Investment Philosophies from the Dead

Everybody who invests money is guided by a certain investment philosophy. Most people are guided by the simple animal instinct - minimum risk, maximum output; in other words, the highest rate of return with the least risk attached to the investment.



I found a very interesting list of investment philosophies at the Financial Philosopher. In fact, what's more interesting is that these philosophies are not, in the true sense, investment ideas; rather they are ideas on human behavior from great men who have long been rolling in the grave.



So here is the list:

  • ...those who wish to know in what direction they are going would do well to give their attention not to the politicians but to the philosophers, for what they propound today will be the faith of tomorrow. ~ I.M. Bochenski (1902-1995)

  • Even if someone knew the entire physical history of the world, and every mental event were identical with a physical, it would not follow that he could predict or explain a single mental event (so described, of course). ~ Donald Davidson (1917-2003)

  • We do not, in fact step out of the movement of things, ask 'What am I to do' and, having obtained an answer, step in again.  All our actions, all our questionings and answerings, are part of the movement of things, and if we can work on things, things can work on us... ~ John Anderson (1893-1962)

  • All human situations have their inconveniences.

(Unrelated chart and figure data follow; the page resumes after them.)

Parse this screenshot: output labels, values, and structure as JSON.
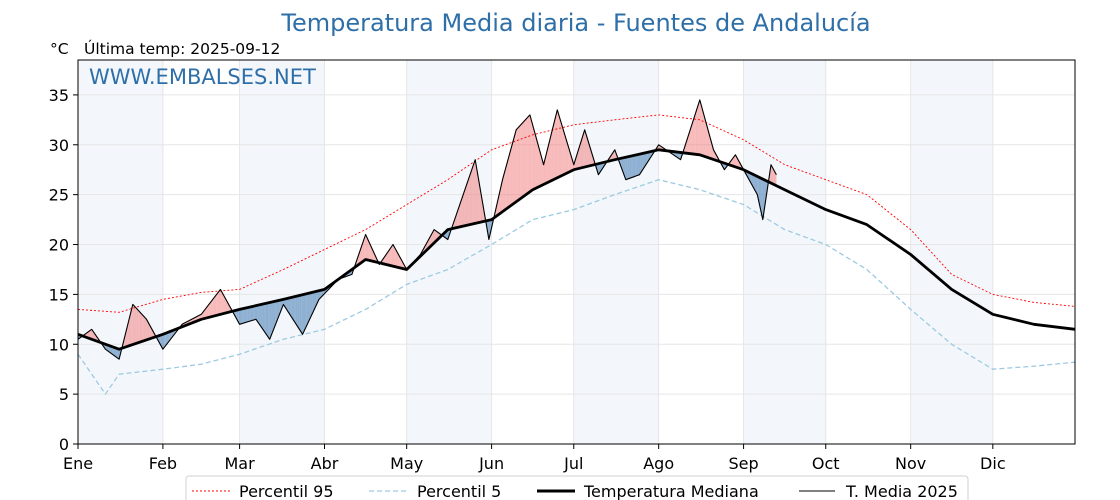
{
  "chart_data": {
    "type": "line",
    "title": "Temperatura Media diaria - Fuentes de Andalucía",
    "unit_label": "°C",
    "last_temp_label": "Última temp: 2025-09-12",
    "watermark": "WWW.EMBALSES.NET",
    "months": [
      "Ene",
      "Feb",
      "Mar",
      "Abr",
      "May",
      "Jun",
      "Jul",
      "Ago",
      "Sep",
      "Oct",
      "Nov",
      "Dic"
    ],
    "month_start_days": [
      0,
      31,
      59,
      90,
      120,
      151,
      181,
      212,
      243,
      273,
      304,
      334
    ],
    "xlim": [
      0,
      364
    ],
    "ylim": [
      0,
      38.5
    ],
    "yticks": [
      0,
      5,
      10,
      15,
      20,
      25,
      30,
      35
    ],
    "grid": true,
    "legend_position": "bottom",
    "colors": {
      "p95": "#ff0000",
      "p5": "#9ecae1",
      "median": "#000000",
      "current": "#000000",
      "above_fill": "#f08080",
      "below_fill": "#4a7fb5",
      "band": "#f3f7fb",
      "title": "#2f6fa8"
    },
    "series": [
      {
        "name": "Percentil 95",
        "style": "dotted-red",
        "x": [
          0,
          15,
          31,
          45,
          59,
          75,
          90,
          105,
          120,
          135,
          151,
          166,
          181,
          196,
          212,
          227,
          243,
          258,
          273,
          288,
          304,
          319,
          334,
          349,
          364
        ],
        "values": [
          13.5,
          13.2,
          14.5,
          15.2,
          15.5,
          17.5,
          19.5,
          21.5,
          24.0,
          26.5,
          29.5,
          31.0,
          32.0,
          32.5,
          33.0,
          32.5,
          30.5,
          28.0,
          26.5,
          25.0,
          21.5,
          17.0,
          15.0,
          14.2,
          13.8
        ]
      },
      {
        "name": "Percentil 5",
        "style": "dashed-lightblue",
        "x": [
          0,
          10,
          15,
          31,
          45,
          59,
          75,
          90,
          105,
          120,
          135,
          151,
          166,
          181,
          196,
          212,
          227,
          243,
          258,
          273,
          288,
          304,
          319,
          334,
          349,
          364
        ],
        "values": [
          9.0,
          5.0,
          7.0,
          7.5,
          8.0,
          9.0,
          10.5,
          11.5,
          13.5,
          16.0,
          17.5,
          20.0,
          22.5,
          23.5,
          25.0,
          26.5,
          25.5,
          24.0,
          21.5,
          20.0,
          17.5,
          13.5,
          10.0,
          7.5,
          7.8,
          8.2
        ]
      },
      {
        "name": "Temperatura Mediana",
        "style": "thick-black",
        "x": [
          0,
          15,
          31,
          45,
          59,
          75,
          90,
          105,
          120,
          135,
          151,
          166,
          181,
          196,
          212,
          227,
          243,
          258,
          273,
          288,
          304,
          319,
          334,
          349,
          364
        ],
        "values": [
          11.0,
          9.5,
          11.0,
          12.5,
          13.5,
          14.5,
          15.5,
          18.5,
          17.5,
          21.5,
          22.5,
          25.5,
          27.5,
          28.5,
          29.5,
          29.0,
          27.5,
          25.5,
          23.5,
          22.0,
          19.0,
          15.5,
          13.0,
          12.0,
          11.5
        ]
      },
      {
        "name": "T. Media 2025",
        "style": "thin-black",
        "x": [
          0,
          5,
          10,
          15,
          20,
          25,
          31,
          38,
          45,
          52,
          59,
          65,
          70,
          75,
          82,
          88,
          95,
          100,
          105,
          110,
          115,
          120,
          125,
          130,
          135,
          140,
          145,
          150,
          155,
          160,
          165,
          170,
          175,
          181,
          185,
          190,
          196,
          200,
          205,
          212,
          220,
          227,
          232,
          236,
          240,
          243,
          248,
          250,
          253,
          255
        ],
        "values": [
          10.5,
          11.5,
          9.5,
          8.5,
          14.0,
          12.5,
          9.5,
          12.0,
          13.0,
          15.5,
          12.0,
          12.5,
          10.5,
          14.0,
          11.0,
          14.5,
          16.5,
          17.0,
          21.0,
          18.0,
          20.0,
          17.5,
          19.0,
          21.5,
          20.5,
          24.5,
          28.5,
          20.5,
          26.5,
          31.5,
          33.0,
          28.0,
          33.5,
          28.0,
          31.5,
          27.0,
          29.5,
          26.5,
          27.0,
          30.0,
          28.5,
          34.5,
          29.5,
          27.5,
          29.0,
          27.5,
          25.0,
          22.5,
          28.0,
          27.0
        ]
      }
    ]
  }
}
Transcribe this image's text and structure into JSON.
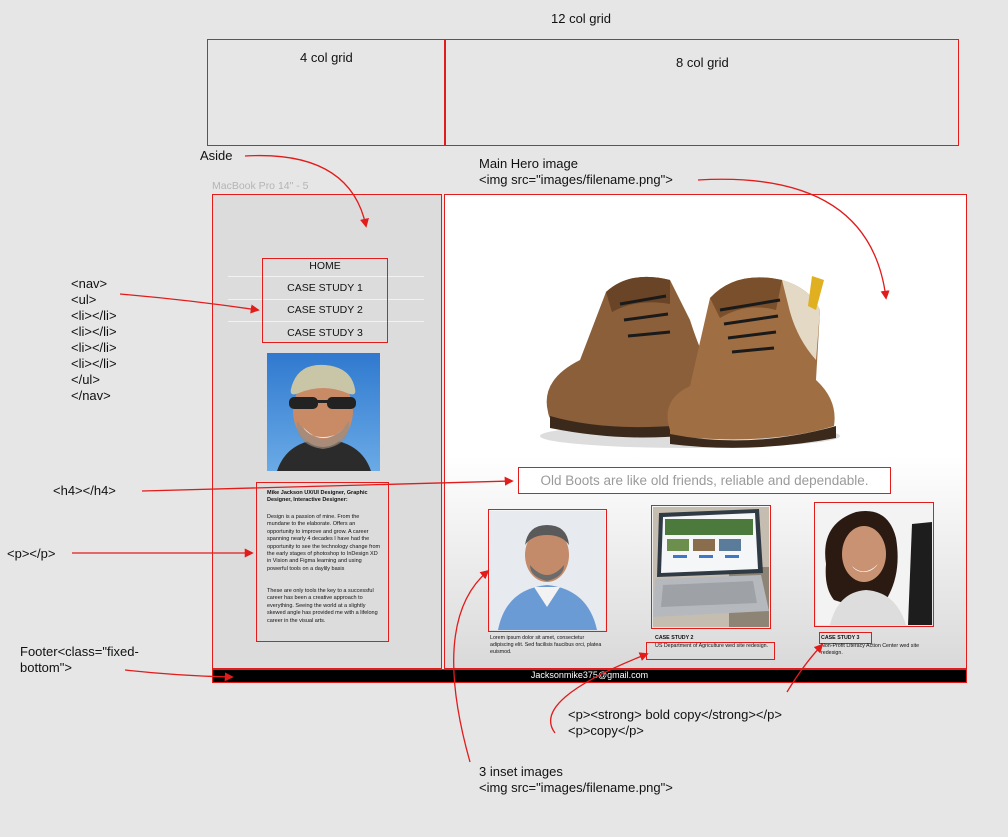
{
  "grid": {
    "title": "12 col grid",
    "left_label": "4 col grid",
    "right_label": "8 col grid"
  },
  "annotations": {
    "aside": "Aside",
    "hero_title": "Main Hero image",
    "hero_code": "<img src=\"images/filename.png\">",
    "nav_code": [
      "<nav>",
      "<ul>",
      "<li></li>",
      "<li></li>",
      "<li></li>",
      "<li></li>",
      "</ul>",
      "</nav>"
    ],
    "h4_code": "<h4></h4>",
    "p_code": "<p></p>",
    "footer_code": [
      "Footer<class=\"fixed-",
      "bottom\">"
    ],
    "bold_copy_code": "<p><strong> bold copy</strong></p>",
    "copy_code": "<p>copy</p>",
    "inset_title": "3 inset images",
    "inset_code": "<img src=\"images/filename.png\">"
  },
  "frame": {
    "label": "MacBook Pro 14\" - 5"
  },
  "nav": {
    "items": [
      "HOME",
      "CASE STUDY 1",
      "CASE STUDY 2",
      "CASE STUDY 3"
    ]
  },
  "bio": {
    "title": "Mike Jackson UX/UI Designer, Graphic Designer, Interactive Designer:",
    "p1": "Design is a passion of mine. From the mundane to the elaborate. Offers an opportunity to improve and grow. A career spanning nearly 4 decades I have had the opportunity to see the technology change from the early stages of photoshop to InDesign XD in Vision and Figma learning and using powerful tools on a daylily basis",
    "p2": "These are only tools the key to a successful career has been a creative approach to everything. Seeing the world at a slightly skewed angle has provided me with a lifelong career in the visual arts."
  },
  "hero": {
    "tagline": "Old Boots are like old friends, reliable and dependable."
  },
  "cards": {
    "c1_text": "Lorem ipsum dolor sit amet, consectetur adipiscing elit. Sed facilisis faucibus orci, platea euismod.",
    "c2_title": "CASE STUDY 2",
    "c2_text": "US Department of Agriculture wed site redesign.",
    "c3_title": "CASE STUDY 3",
    "c3_text": "Non-Profit Literacy Action Center wed site redesign."
  },
  "footer": {
    "email": "Jacksonmike375@gmail.com"
  },
  "colors": {
    "annotation_red": "#e21b1b",
    "frame_gray": "#dcdcdc",
    "footer_black": "#000000"
  }
}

We feel those of the present but neither see nor feel those of the future; and hence we make troublesome changes without amendment, and frequently for the worse. ~ Benjamin Franklin (1706-1790)

  • A crust eaten in peace is better than a banquet partaken in anxiety. ~ Aesop (620-560 BC)

  • And as imagination bodies forth the forms of things unknown, the poet's pen turns them to shapes, and gives to airy nothing a local habitation and a name. ~ Shakespeare (1564-1616)

  • A hidden connection is stronger than an obvious one. ~ Heraclitus (c.536-470 BC)

  • It is the mark of an educated mind to rest satisfied with the degree of precision which the nature of the subject admits and not to seek exactness where only an approximation is possible. ~ Aristotle (384-322 BC)

  • When the mind is in a state of uncertainty the smallest impulse directs it to either side. ~ Terence (195/185 - 159 BC)

  • Reasoning draws a conclusion and makes us grant the conclusion, but does not make the conclusion certain, nor does it remove doubt. ~ Roger Bacon (c.1214-1292)

  • It's quite true what philosophy says, that life must be understood backwards. But one then forgets the other principle, that it must be lived forwards. A principle which, the more one thinks it through, precisely leads to the conclusion that life in time can never be properly understood, just because no moment can acquire the complete stillness needed to orient oneself backward.~ Soren Kierkegaard (1813-1855)

  • The crowd is untruth. ~ Soren Kierkegaard (1813-1855)

  • Stubborn and ardent clinging to one's opinion is the best proof of stupidity. ~ Michel de Montaigne (1533-1592)

  • If you do not change direction, you may end up where you are heading. ~ Lau Tzu (fl. circa 600BC)

It is true that each of the above general ideas can be regarded as some sort of investment idea. Let me repeat just one: 'The crowd is untruth'.



So true yet most investors follow the crowd. But then when have we ever learnt from the (lack of) wisdom of the crowd.